Dutch SIM card maker Gemalto on Wednesday revealed that U.K. and U.S. spy agencies probably did breach its internal network but were unable to steal SIM card encryption keys.
Documents recently handed to The Intercept by NSA whistleblower Edward Snowden allege that the U.K.’s Government Communications Headquarters (GCHQ) and its U.S. counterpart, the National Security Agency (NSA), hacked into Gemalto’s internal network in 2010 and 2011.

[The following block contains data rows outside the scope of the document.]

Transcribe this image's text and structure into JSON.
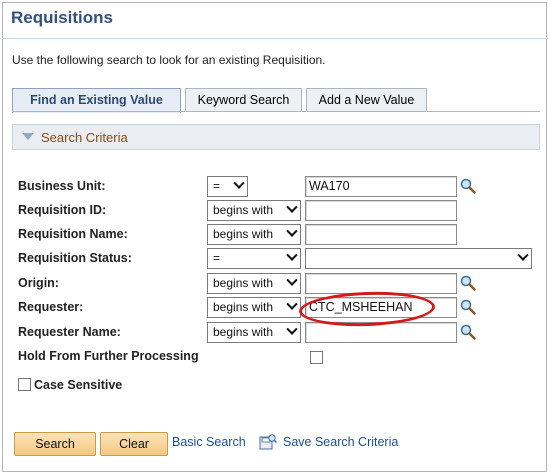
{
  "page": {
    "title": "Requisitions",
    "instructions": "Use the following search to look for an existing Requisition."
  },
  "tabs": [
    {
      "label": "Find an Existing Value",
      "active": true
    },
    {
      "label": "Keyword Search",
      "active": false
    },
    {
      "label": "Add a New Value",
      "active": false
    }
  ],
  "criteria": {
    "section_label": "Search Criteria",
    "fields": [
      {
        "label": "Business Unit:",
        "operator": "=",
        "value": "WA170",
        "lookup": true
      },
      {
        "label": "Requisition ID:",
        "operator": "begins with",
        "value": "",
        "lookup": false
      },
      {
        "label": "Requisition Name:",
        "operator": "begins with",
        "value": "",
        "lookup": false
      },
      {
        "label": "Requisition Status:",
        "operator": "=",
        "value": "",
        "lookup": false
      },
      {
        "label": "Origin:",
        "operator": "begins with",
        "value": "",
        "lookup": true
      },
      {
        "label": "Requester:",
        "operator": "begins with",
        "value": "CTC_MSHEEHAN",
        "lookup": true
      },
      {
        "label": "Requester Name:",
        "operator": "begins with",
        "value": "",
        "lookup": true
      }
    ],
    "hold_label": "Hold From Further Processing",
    "case_sensitive_label": "Case Sensitive"
  },
  "actions": {
    "search": "Search",
    "clear": "Clear",
    "basic_search": "Basic Search",
    "save_search": "Save Search Criteria"
  },
  "colors": {
    "title": "#35527c",
    "criteria_label": "#8a4b12",
    "button": "#f3c982",
    "link": "#1d4f8f",
    "annotation_ring": "#d11c1c"
  }
}
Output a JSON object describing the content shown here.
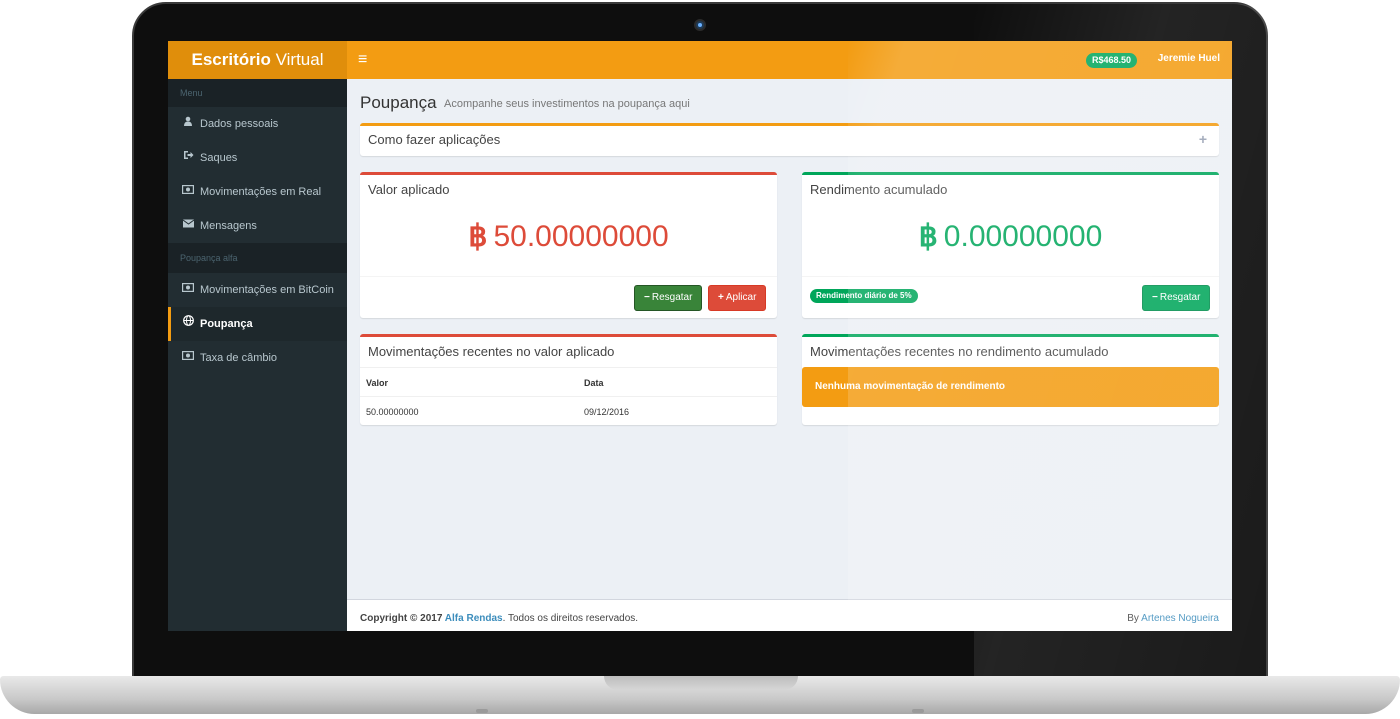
{
  "header": {
    "brand_bold": "Escritório",
    "brand_light": " Virtual",
    "menu_toggle": "≡",
    "balance": "R$468.50",
    "user": "Jeremie Huel"
  },
  "sidebar": {
    "section_menu": "Menu",
    "section_alfa": "Poupança alfa",
    "items": [
      {
        "label": "Dados pessoais",
        "icon": "user-icon"
      },
      {
        "label": "Saques",
        "icon": "sign-out-icon"
      },
      {
        "label": "Movimentações em Real",
        "icon": "money-icon"
      },
      {
        "label": "Mensagens",
        "icon": "envelope-icon"
      },
      {
        "label": "Movimentações em BitCoin",
        "icon": "money-icon"
      },
      {
        "label": "Poupança",
        "icon": "globe-icon",
        "active": true
      },
      {
        "label": "Taxa de câmbio",
        "icon": "money-icon"
      }
    ]
  },
  "page": {
    "title": "Poupança",
    "subtitle": "Acompanhe seus investimentos na poupança aqui"
  },
  "how_to": {
    "title": "Como fazer aplicações",
    "tool": "+"
  },
  "applied": {
    "title": "Valor aplicado",
    "symbol": "฿",
    "value": "50.00000000",
    "withdraw_label": "Resgatar",
    "withdraw_icon": "−",
    "apply_label": "Aplicar",
    "apply_icon": "+"
  },
  "yield": {
    "title": "Rendimento acumulado",
    "symbol": "฿",
    "value": "0.00000000",
    "rate_badge": "Rendimento diário de 5%",
    "withdraw_label": "Resgatar",
    "withdraw_icon": "−"
  },
  "recent_applied": {
    "title": "Movimentações recentes no valor aplicado",
    "columns": [
      "Valor",
      "Data"
    ],
    "rows": [
      [
        "50.00000000",
        "09/12/2016"
      ]
    ]
  },
  "recent_yield": {
    "title": "Movimentações recentes no rendimento acumulado",
    "empty_message": "Nenhuma movimentação de rendimento"
  },
  "footer": {
    "copyright_prefix": "Copyright © 2017 ",
    "company": "Alfa Rendas",
    "copyright_suffix": ". Todos os direitos reservados.",
    "by_prefix": "By ",
    "author": "Artenes Nogueira"
  },
  "colors": {
    "accent": "#f39c12",
    "success": "#00a65a",
    "danger": "#dd4b39",
    "sidebar": "#222d32"
  }
}
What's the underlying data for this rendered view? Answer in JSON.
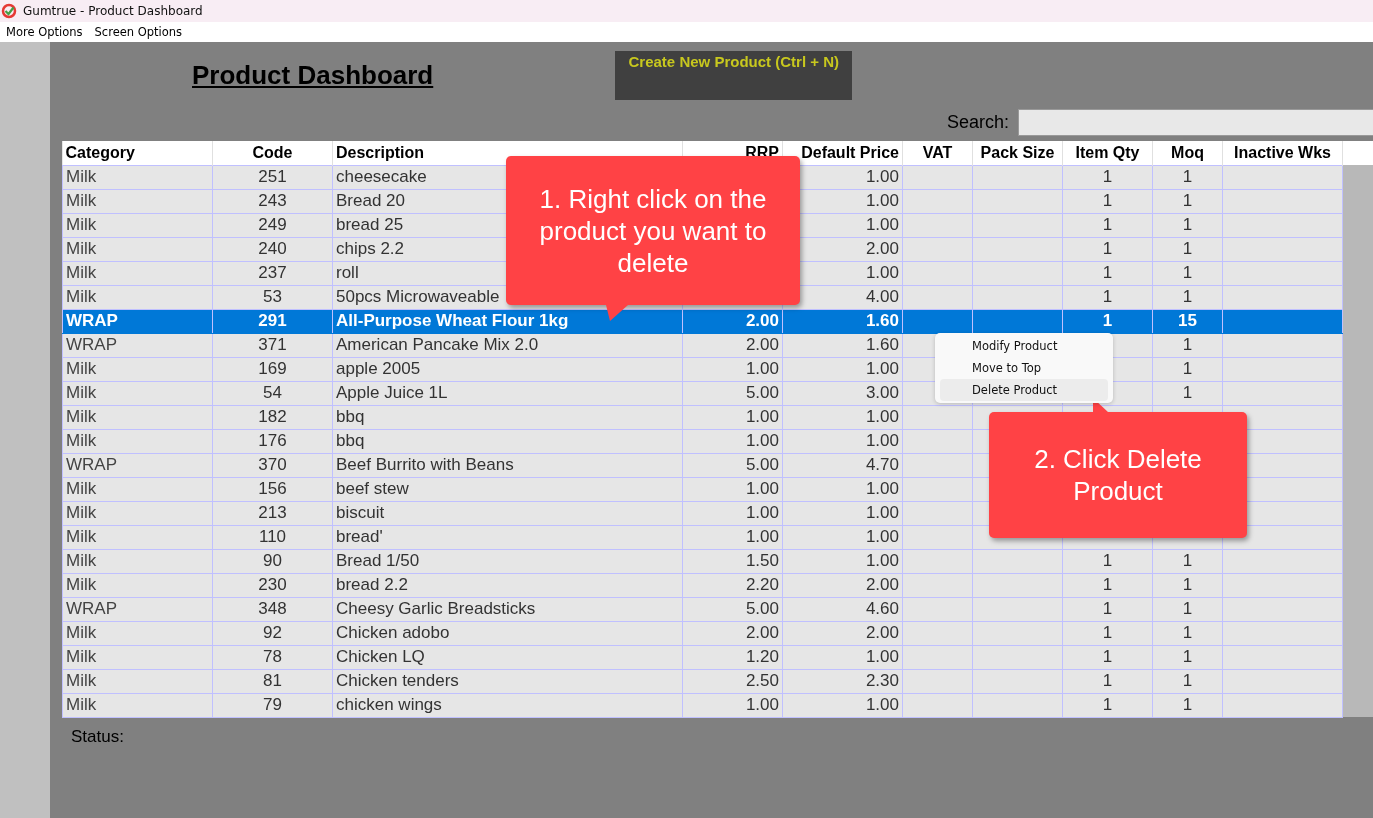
{
  "window": {
    "title": "Gumtrue - Product Dashboard"
  },
  "menu": [
    "More Options",
    "Screen Options"
  ],
  "heading": "Product Dashboard",
  "create_button": "Create New Product (Ctrl + N)",
  "search": {
    "label": "Search:"
  },
  "table": {
    "columns": [
      "Category",
      "Code",
      "Description",
      "RRP",
      "Default Price",
      "VAT",
      "Pack Size",
      "Item Qty",
      "Moq",
      "Inactive Wks"
    ],
    "rows": [
      {
        "category": "Milk",
        "code": "251",
        "description": "cheesecake",
        "default_price": "1.00",
        "item_qty": "1",
        "moq": "1",
        "selected": false
      },
      {
        "category": "Milk",
        "code": "243",
        "description": "Bread 20",
        "default_price": "1.00",
        "item_qty": "1",
        "moq": "1",
        "selected": false
      },
      {
        "category": "Milk",
        "code": "249",
        "description": "bread 25",
        "default_price": "1.00",
        "item_qty": "1",
        "moq": "1",
        "selected": false
      },
      {
        "category": "Milk",
        "code": "240",
        "description": "chips 2.2",
        "default_price": "2.00",
        "item_qty": "1",
        "moq": "1",
        "selected": false
      },
      {
        "category": "Milk",
        "code": "237",
        "description": "roll",
        "default_price": "1.00",
        "item_qty": "1",
        "moq": "1",
        "selected": false
      },
      {
        "category": "Milk",
        "code": "53",
        "description": "50pcs Microwaveable",
        "default_price": "4.00",
        "item_qty": "1",
        "moq": "1",
        "selected": false
      },
      {
        "category": "WRAP",
        "code": "291",
        "description": "All-Purpose Wheat Flour 1kg",
        "rrp": "2.00",
        "default_price": "1.60",
        "item_qty": "1",
        "moq": "15",
        "selected": true
      },
      {
        "category": "WRAP",
        "code": "371",
        "description": "American Pancake Mix 2.0",
        "rrp": "2.00",
        "default_price": "1.60",
        "moq": "1",
        "selected": false
      },
      {
        "category": "Milk",
        "code": "169",
        "description": "apple 2005",
        "rrp": "1.00",
        "default_price": "1.00",
        "moq": "1",
        "selected": false
      },
      {
        "category": "Milk",
        "code": "54",
        "description": "Apple Juice 1L",
        "rrp": "5.00",
        "default_price": "3.00",
        "moq": "1",
        "selected": false
      },
      {
        "category": "Milk",
        "code": "182",
        "description": "bbq",
        "rrp": "1.00",
        "default_price": "1.00",
        "selected": false
      },
      {
        "category": "Milk",
        "code": "176",
        "description": "bbq",
        "rrp": "1.00",
        "default_price": "1.00",
        "selected": false
      },
      {
        "category": "WRAP",
        "code": "370",
        "description": "Beef Burrito with Beans",
        "rrp": "5.00",
        "default_price": "4.70",
        "selected": false
      },
      {
        "category": "Milk",
        "code": "156",
        "description": "beef stew",
        "rrp": "1.00",
        "default_price": "1.00",
        "selected": false
      },
      {
        "category": "Milk",
        "code": "213",
        "description": "biscuit",
        "rrp": "1.00",
        "default_price": "1.00",
        "selected": false
      },
      {
        "category": "Milk",
        "code": "110",
        "description": "bread'",
        "rrp": "1.00",
        "default_price": "1.00",
        "selected": false
      },
      {
        "category": "Milk",
        "code": "90",
        "description": "Bread 1/50",
        "rrp": "1.50",
        "default_price": "1.00",
        "item_qty": "1",
        "moq": "1",
        "selected": false
      },
      {
        "category": "Milk",
        "code": "230",
        "description": "bread 2.2",
        "rrp": "2.20",
        "default_price": "2.00",
        "item_qty": "1",
        "moq": "1",
        "selected": false
      },
      {
        "category": "WRAP",
        "code": "348",
        "description": "Cheesy Garlic Breadsticks",
        "rrp": "5.00",
        "default_price": "4.60",
        "item_qty": "1",
        "moq": "1",
        "selected": false
      },
      {
        "category": "Milk",
        "code": "92",
        "description": "Chicken adobo",
        "rrp": "2.00",
        "default_price": "2.00",
        "item_qty": "1",
        "moq": "1",
        "selected": false
      },
      {
        "category": "Milk",
        "code": "78",
        "description": "Chicken LQ",
        "rrp": "1.20",
        "default_price": "1.00",
        "item_qty": "1",
        "moq": "1",
        "selected": false
      },
      {
        "category": "Milk",
        "code": "81",
        "description": "Chicken tenders",
        "rrp": "2.50",
        "default_price": "2.30",
        "item_qty": "1",
        "moq": "1",
        "selected": false
      },
      {
        "category": "Milk",
        "code": "79",
        "description": "chicken wings",
        "rrp": "1.00",
        "default_price": "1.00",
        "item_qty": "1",
        "moq": "1",
        "selected": false
      }
    ]
  },
  "context_menu": [
    {
      "label": "Modify Product",
      "selected": false
    },
    {
      "label": "Move to Top",
      "selected": false
    },
    {
      "label": "Delete Product",
      "selected": true
    }
  ],
  "callouts": [
    "1. Right click on the product you want to delete",
    "2. Click Delete Product"
  ],
  "status": {
    "label": "Status:"
  }
}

Once inside, they are alleged to have installed malware on several computers giving them access to systems that allowed them to steal SIM card encryption keys. Those keys would enable them to monitor mobile communications without obtaining a warrant or approval from foreign governments, and without the knowledge of telcos.
"As a digital security company, people try to hack Gemalto on a regular basis. These intrusion attempts are more or less sophisticated and we are used to dealing with them. Most are not successful while only a few penetrate the outer level of our highly secure network," said Gemalto on Wednesday.
The company said it detected two particularly sophisticated attacks in 2010 and 2011.
"At the time we were unable to identify the perpetrators but we now think they could be related to the NSA and GCHQ operation, " Gemalto said.
However, the attacks only breached its office networks, whereas SIM encryption keys and customer data are stored separately.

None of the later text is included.